Procometis hylonoma

Scientific classification
- Domain: Eukaryota
- Kingdom: Animalia
- Phylum: Arthropoda
- Class: Insecta
- Order: Lepidoptera
- Family: Autostichidae
- Genus: Procometis
- Species: P. hylonoma
- Binomial name: Procometis hylonoma Meyrick, 1890
- Synonyms: Procometis acompsa Turner, 1898; Procometis heterogama Lower, 1899; Macrozygona microtoma Lower, 1903;

= Procometis hylonoma =

- Authority: Meyrick, 1890
- Synonyms: Procometis acompsa Turner, 1898, Procometis heterogama Lower, 1899, Macrozygona microtoma Lower, 1903

Species of moth

Procometis hylonoma is a moth in the family Autostichidae. It was described by Edward Meyrick in 1890. It is found in Australia, where it has been recorded from New South Wales, Victoria, and South Australia.
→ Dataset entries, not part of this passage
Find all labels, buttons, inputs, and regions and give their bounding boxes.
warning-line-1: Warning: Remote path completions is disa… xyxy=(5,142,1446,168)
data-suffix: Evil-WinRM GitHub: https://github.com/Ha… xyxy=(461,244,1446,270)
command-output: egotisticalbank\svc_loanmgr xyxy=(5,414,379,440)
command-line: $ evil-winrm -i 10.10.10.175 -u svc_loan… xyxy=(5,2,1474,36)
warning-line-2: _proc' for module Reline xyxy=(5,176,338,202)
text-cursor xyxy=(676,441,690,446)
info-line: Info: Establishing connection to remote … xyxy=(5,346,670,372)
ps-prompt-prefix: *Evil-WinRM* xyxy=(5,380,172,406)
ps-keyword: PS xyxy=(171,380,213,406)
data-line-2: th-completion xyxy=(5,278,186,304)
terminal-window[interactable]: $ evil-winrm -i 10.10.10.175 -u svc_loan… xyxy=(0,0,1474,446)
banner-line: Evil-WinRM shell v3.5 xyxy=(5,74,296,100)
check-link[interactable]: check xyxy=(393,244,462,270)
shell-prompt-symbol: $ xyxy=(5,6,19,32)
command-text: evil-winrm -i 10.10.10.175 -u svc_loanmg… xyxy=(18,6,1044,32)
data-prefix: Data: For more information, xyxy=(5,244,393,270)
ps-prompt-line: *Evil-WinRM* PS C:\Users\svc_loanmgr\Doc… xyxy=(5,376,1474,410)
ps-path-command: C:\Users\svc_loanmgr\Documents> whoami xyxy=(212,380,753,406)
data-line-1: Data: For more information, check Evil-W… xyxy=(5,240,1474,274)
The wingspan is 18–25 mm. The forewings are white, more or less irrorated (sprinkled) irregularly with ochreous fuscous, sometimes suffused with whitish ochreous on the dorsal half. There is a fuscous dot on the fold beneath the middle, and another in the disc at two-thirds, sometimes very indistinct. The hindwings are light fuscous, darker towards the hindmargin, paler and more whitish ochreous towards the base.